One of our customer has a solution that allows them to quickly create landing pages that are then used for SEM. Of course such pages are listed in the sitemap of the application domain. The lates addition to that combo was to list the videos embedded on the landing pages in the sitemap. It sounded hard, but turned out to be quite easy.

Our landing pages contain html that is saved with content editor. It is just html. The videos are embeded in a normal way recommended by the providers such as:

<iframe width="560" height="315" src="https://www.youtube.com/embed/BBnN5VLuxKw" frameborder="0" allowfullscreen></iframe>
<iframe src="//player.vimeo.com/video/2854412" width="500" height="311" frameborder="0" webkitallowfullscreen mozallowfullscreen allowfullscreen></iframe>

Get the list of embedded videos from the html of landing page

Nokogiri for the rescue :)

html = LandingPage.first.content

Nokogiri::HTML(html).xpath("//iframe").map do |iframe|
  extract_metadata( iframe[:src] )
end.compact

More about:

Get the metadata of videos based on their url

VideoInfo to the rescue :)

VideoMetadata = Struct.new(
  :title,
  :description,
  :thumbnail_location,
  :player_location,
  :duration_in_seconds,
  :publication_date,
)

def extract_metadata(url)
  player_location = url
  player_location = "http:#{url}" if URI(url).scheme.nil?

  vi = VideoInfo.new(url)
  VideoMetadata.new(
    vi.title,
    vi.description,
    vi.thumbnail_large,
    player_location,
    vi.duration,
    vi.date
  )
rescue VideoInfo::UrlError, *NetHttpTimeoutErrors.all
  return nil
end

If an iframe is not for a recognizable video then VideoInfo will raise an exception that we catch. If there is networking problem we gracefuly handle it as well.

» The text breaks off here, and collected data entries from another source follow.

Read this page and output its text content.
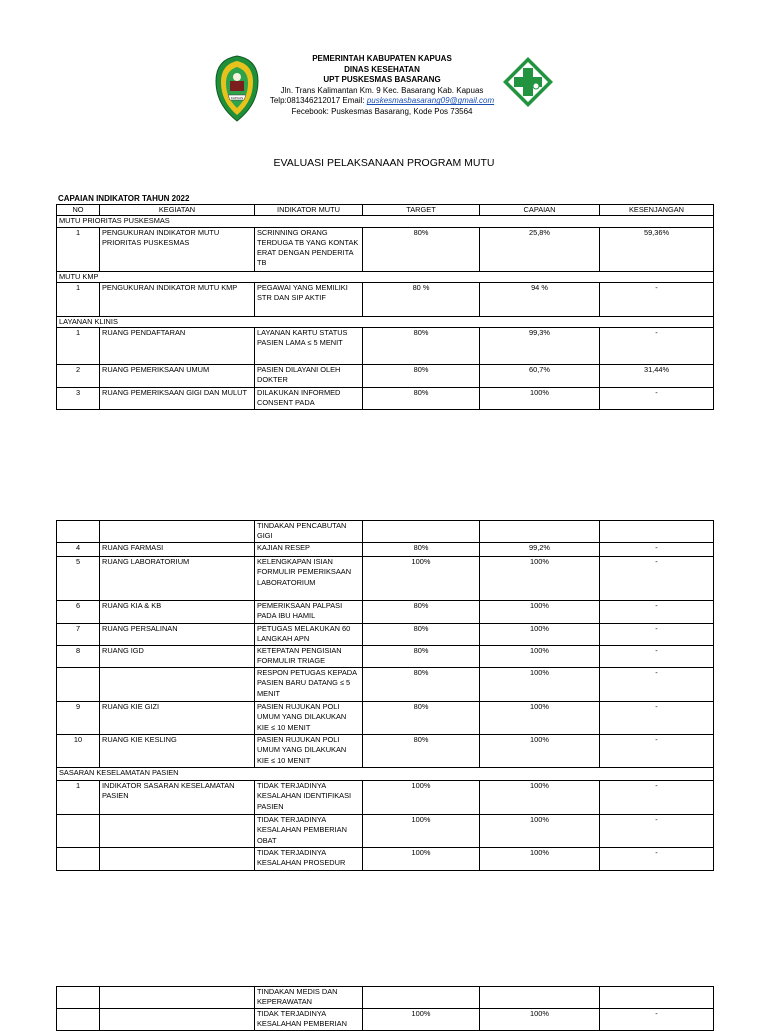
KAPUAS
PEMERINTAH KABUPATEN KAPUAS
DINAS KESEHATAN
UPT PUSKESMAS BASARANG
Jln. Trans Kalimantan Km. 9 Kec. Basarang Kab. Kapuas
Telp:081346212017 Email: puskesmasbasarang09@gmail.com
Fecebook: Puskesmas Basarang, Kode Pos 73564
EVALUASI PELAKSANAAN PROGRAM MUTU
CAPAIAN INDIKATOR TAHUN 2022
NO	KEGIATAN	INDIKATOR MUTU	TARGET	CAPAIAN	KESENJANGAN
MUTU PRIORITAS PUSKESMAS					
1	PENGUKURAN INDIKATOR MUTU PRIORITAS PUSKESMAS	SCRINNING ORANG TERDUGA TB YANG KONTAK ERAT DENGAN PENDERITA TB	80%	25,8%	59,36%
MUTU KMP					
1	PENGUKURAN INDIKATOR MUTU KMP	PEGAWAI YANG MEMILIKI STR DAN SIP AKTIF	80 %	94 %	-
LAYANAN KLINIS					
1	RUANG PENDAFTARAN	LAYANAN KARTU STATUS PASIEN LAMA ≤ 5 MENIT	80%	99,3%	-
2	RUANG PEMERIKSAAN UMUM	PASIEN DILAYANI OLEH DOKTER	80%	60,7%	31,44%
3	RUANG PEMERIKSAAN GIGI DAN MULUT	DILAKUKAN INFORMED CONSENT PADA	80%	100%	-
		TINDAKAN PENCABUTAN GIGI			
4	RUANG FARMASI	KAJIAN RESEP	80%	99,2%	-
5	RUANG LABORATORIUM	KELENGKAPAN ISIAN FORMULIR PEMERIKSAAN LABORATORIUM	100%	100%	-
6	RUANG KIA & KB	PEMERIKSAAN PALPASI PADA IBU HAMIL	80%	100%	-
7	RUANG PERSALINAN	PETUGAS MELAKUKAN 60 LANGKAH APN	80%	100%	-
8	RUANG IGD	KETEPATAN PENGISIAN FORMULIR TRIAGE	80%	100%	-
		RESPON PETUGAS KEPADA PASIEN BARU DATANG ≤ 5 MENIT	80%	100%	-
9	RUANG KIE GIZI	PASIEN RUJUKAN POLI UMUM YANG DILAKUKAN KIE ≤ 10 MENIT	80%	100%	-
10	RUANG KIE KESLING	PASIEN RUJUKAN POLI UMUM YANG DILAKUKAN KIE ≤ 10 MENIT	80%	100%	-
SASARAN KESELAMATAN PASIEN					
1	INDIKATOR SASARAN KESELAMATAN PASIEN	TIDAK TERJADINYA KESALAHAN IDENTIFIKASI PASIEN	100%	100%	-
		TIDAK TERJADINYA KESALAHAN PEMBERIAN OBAT	100%	100%	-
		TIDAK TERJADINYA KESALAHAN PROSEDUR	100%	100%	-
		TINDAKAN MEDIS DAN KEPERAWATAN			
		TIDAK TERJADINYA KESALAHAN PEMBERIAN	100%	100%	-
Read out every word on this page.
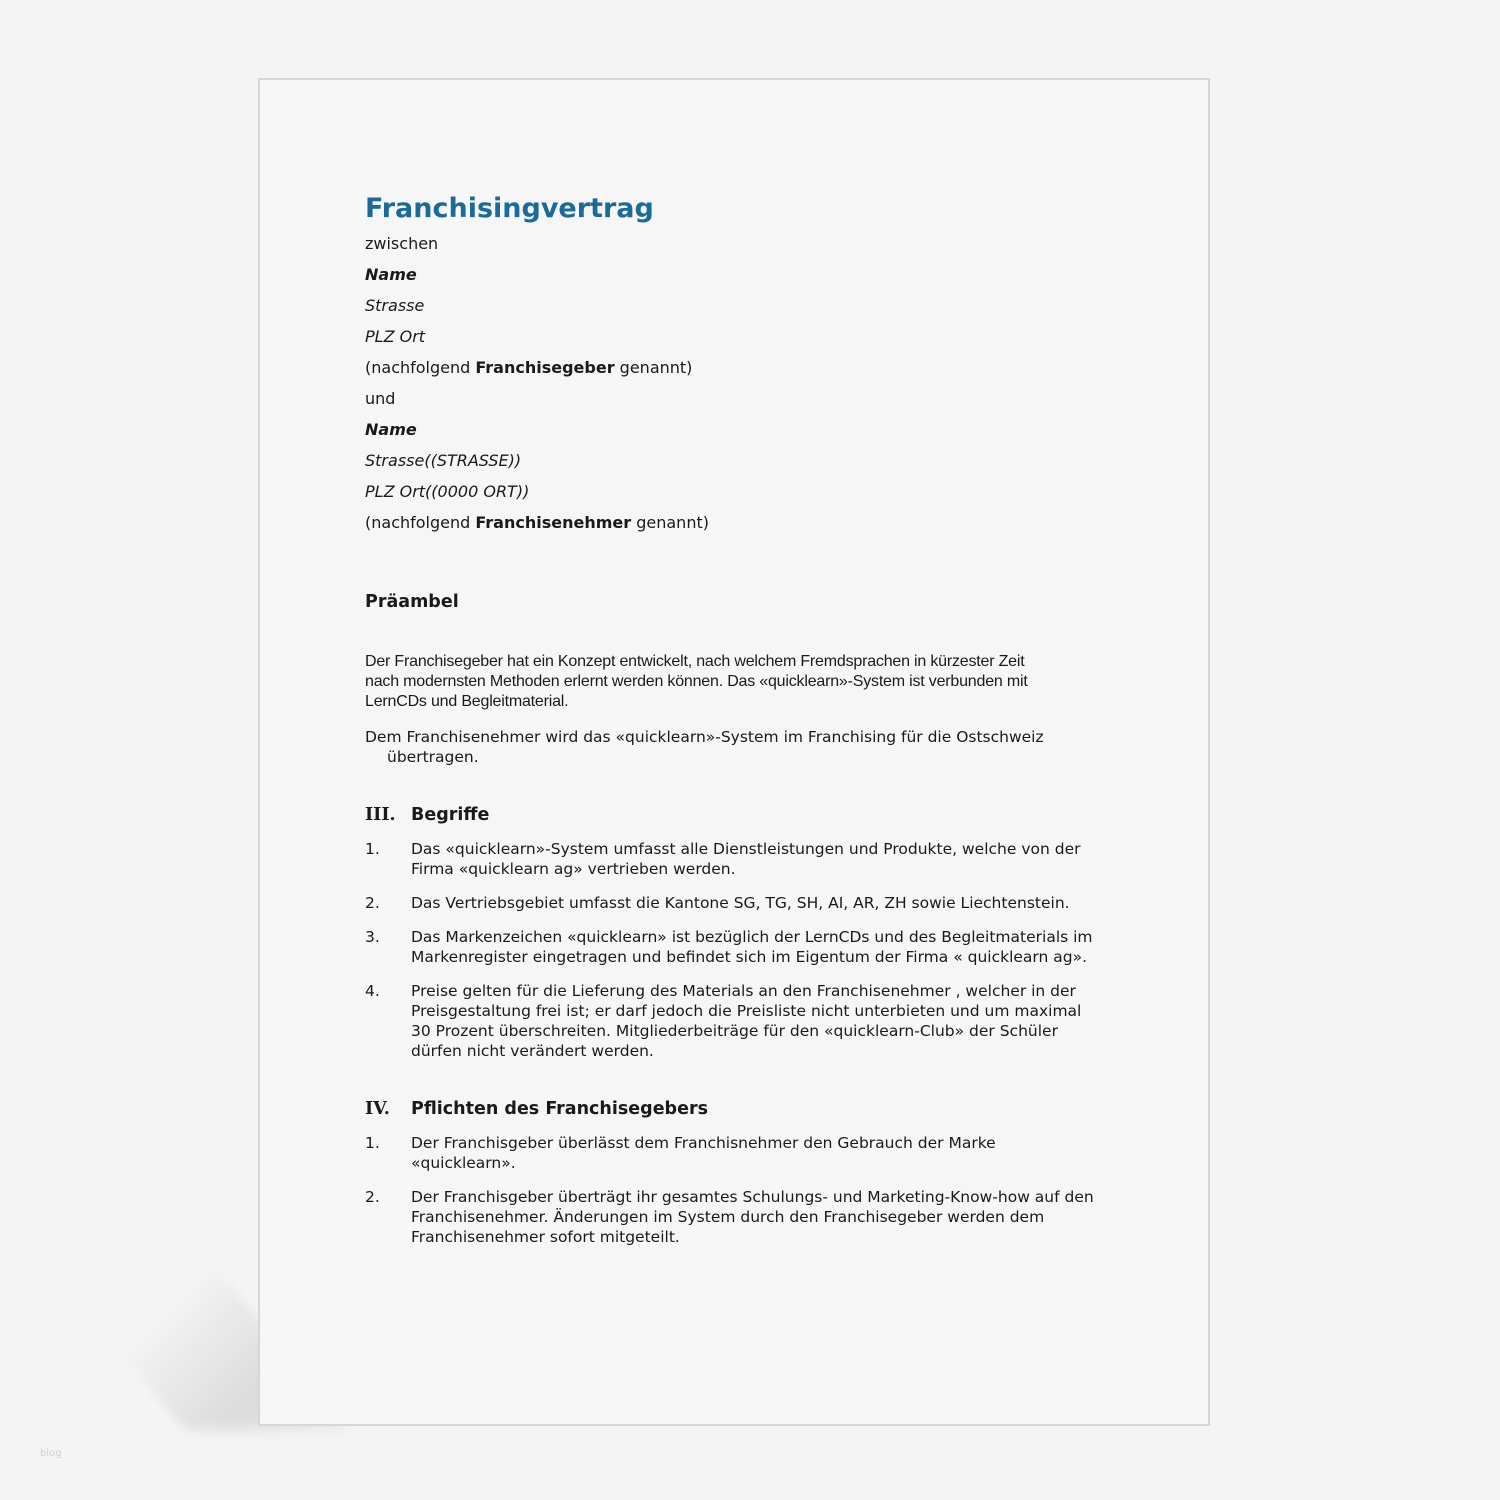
Franchisingvertrag
zwischen
Name
Strasse
PLZ Ort
(nachfolgend Franchisegeber genannt)
und
Name
Strasse((STRASSE))
PLZ Ort((0000 ORT))
(nachfolgend Franchisenehmer genannt)
Präambel

Der Franchisegeber hat ein Konzept entwickelt, nach welchem Fremdsprachen in kürzester Zeit
nach modernsten Methoden erlernt werden können. Das «quicklearn»-System ist verbunden mit
LernCDs und Begleitmaterial.

Dem Franchisenehmer wird das «quicklearn»-System im Franchising für die Ostschweiz
übertragen.

III. Begriffe
1.	Das «quicklearn»-System umfasst alle Dienstleistungen und Produkte, welche von der Firma «quicklearn ag» vertrieben werden.
2.	Das Vertriebsgebiet umfasst die Kantone SG, TG, SH, AI, AR, ZH sowie Liechtenstein.
3.	Das Markenzeichen «quicklearn» ist bezüglich der LernCDs und des Begleitmaterials im Markenregister eingetragen und befindet sich im Eigentum der Firma « quicklearn ag».
4.	Preise gelten für die Lieferung des Materials an den Franchisenehmer , welcher in der Preisgestaltung frei ist; er darf jedoch die Preisliste nicht unterbieten und um maximal 30 Prozent überschreiten. Mitgliederbeiträge für den «quicklearn-Club» der Schüler dürfen nicht verändert werden.
IV.	Pflichten des Franchisegebers
1.	Der Franchisgeber überlässt dem Franchisnehmer den Gebrauch der Marke «quicklearn».
2.	Der Franchisgeber überträgt ihr gesamtes Schulungs- und Marketing-Know-how auf den Franchisenehmer. Änderungen im System durch den Franchisegeber werden dem Franchisenehmer sofort mitgeteilt.
blog
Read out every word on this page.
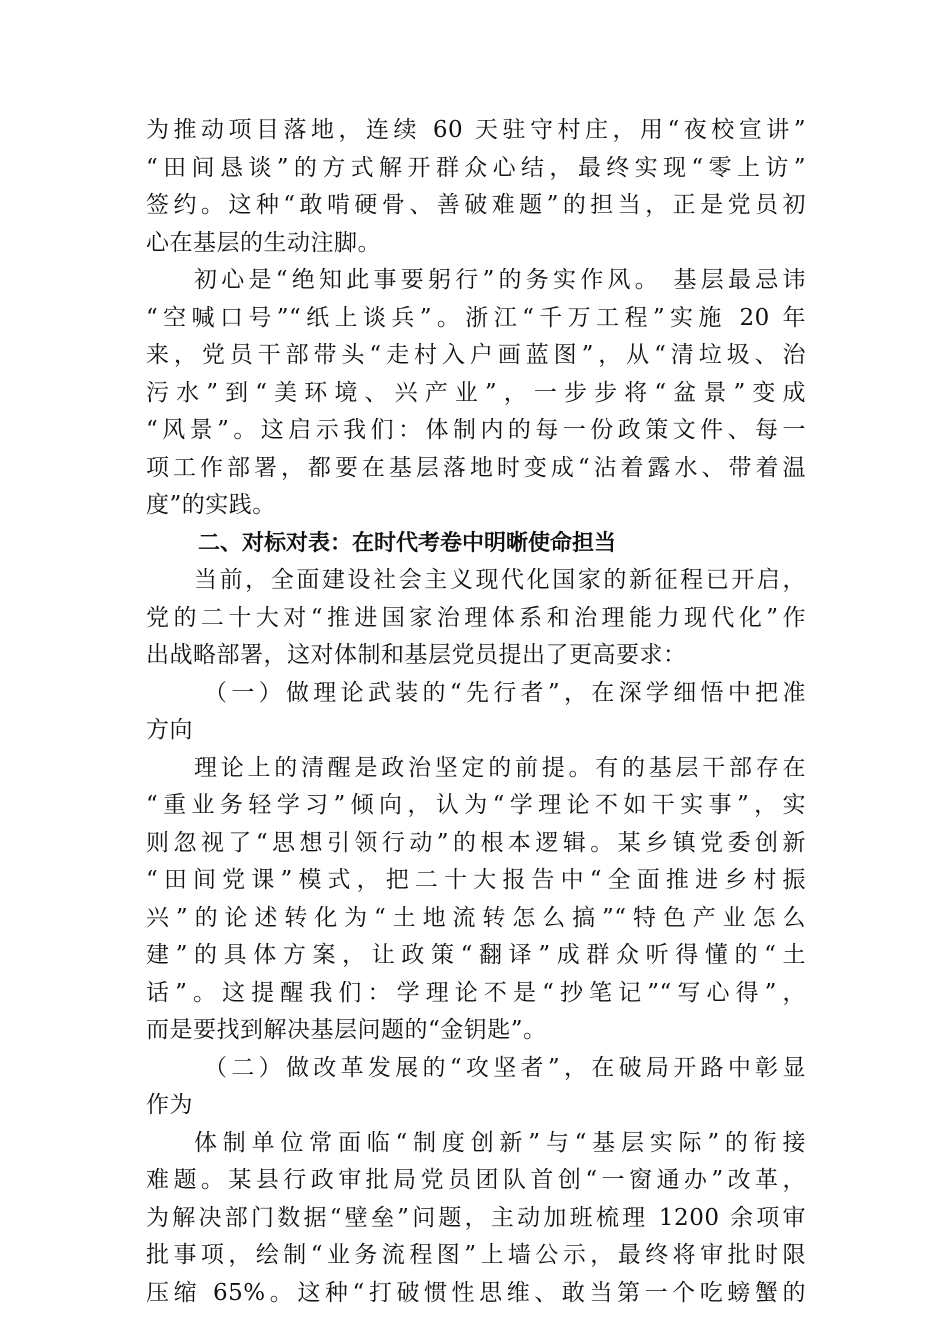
为推动项目落地，连续 60 天驻守村庄，用“夜校宣讲”
“田间恳谈”的方式解开群众心结，最终实现“零上访”
签约。这种“敢啃硬骨、善破难题”的担当，正是党员初
心在基层的生动注脚。
初心是“绝知此事要躬行”的务实作风。 基层最忌讳
“空喊口号”“纸上谈兵”。浙江“千万工程”实施 20 年
来，党员干部带头“走村入户画蓝图”，从“清垃圾、治
污水”到“美环境、兴产业”，一步步将“盆景”变成
“风景”。这启示我们：体制内的每一份政策文件、每一
项工作部署，都要在基层落地时变成“沾着露水、带着温
度”的实践。
二、对标对表：在时代考卷中明晰使命担当
当前，全面建设社会主义现代化国家的新征程已开启，
党的二十大对“推进国家治理体系和治理能力现代化”作
出战略部署，这对体制和基层党员提出了更高要求：
（一）做理论武装的“先行者”，在深学细悟中把准
方向
理论上的清醒是政治坚定的前提。有的基层干部存在
“重业务轻学习”倾向，认为“学理论不如干实事”，实
则忽视了“思想引领行动”的根本逻辑。某乡镇党委创新
“田间党课”模式，把二十大报告中“全面推进乡村振
兴”的论述转化为“土地流转怎么搞”“特色产业怎么
建”的具体方案，让政策“翻译”成群众听得懂的“土
话”。这提醒我们：学理论不是“抄笔记”“写心得”，
而是要找到解决基层问题的“金钥匙”。
（二）做改革发展的“攻坚者”，在破局开路中彰显
作为
体制单位常面临“制度创新”与“基层实际”的衔接
难题。某县行政审批局党员团队首创“一窗通办”改革，
为解决部门数据“壁垒”问题，主动加班梳理 1200 余项审
批事项，绘制“业务流程图”上墙公示，最终将审批时限
压缩 65%。这种“打破惯性思维、敢当第一个吃螃蟹的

Use metadata in the sitemap

SitemapGenerator to the rescue.

SitemapGenerator::Sitemap.create do
  LandingPage.find_each do |landing_page|
    videos = extracted(landing_page.content).map do |video_metadata|
      {
        title:            video_metadata.title,
        description:      video_metadata.description,
        thumbnail_loc:    video_metadata.thumbnail_location,
        player_loc:       video_metadata.player_location,
        duration:         video_metadata.duration_in_seconds,
        publication_date: video_metadata.publication_date
      }
    end

    add(
      landing_page_path(id: landing_page.slug),
      lastmod: landing_page.updated_at,
      changefreq: 'monthly',
      priority: 0.7,
      videos: videos
    )
  end
end

That’s it

These three snippets are the essence of it. There are of course tests, and there is adapter for obtaining video data so that tests don’t connect to the internet.

But it turned out to be way simpler than I expected. Which is always a nice surprise in our industry.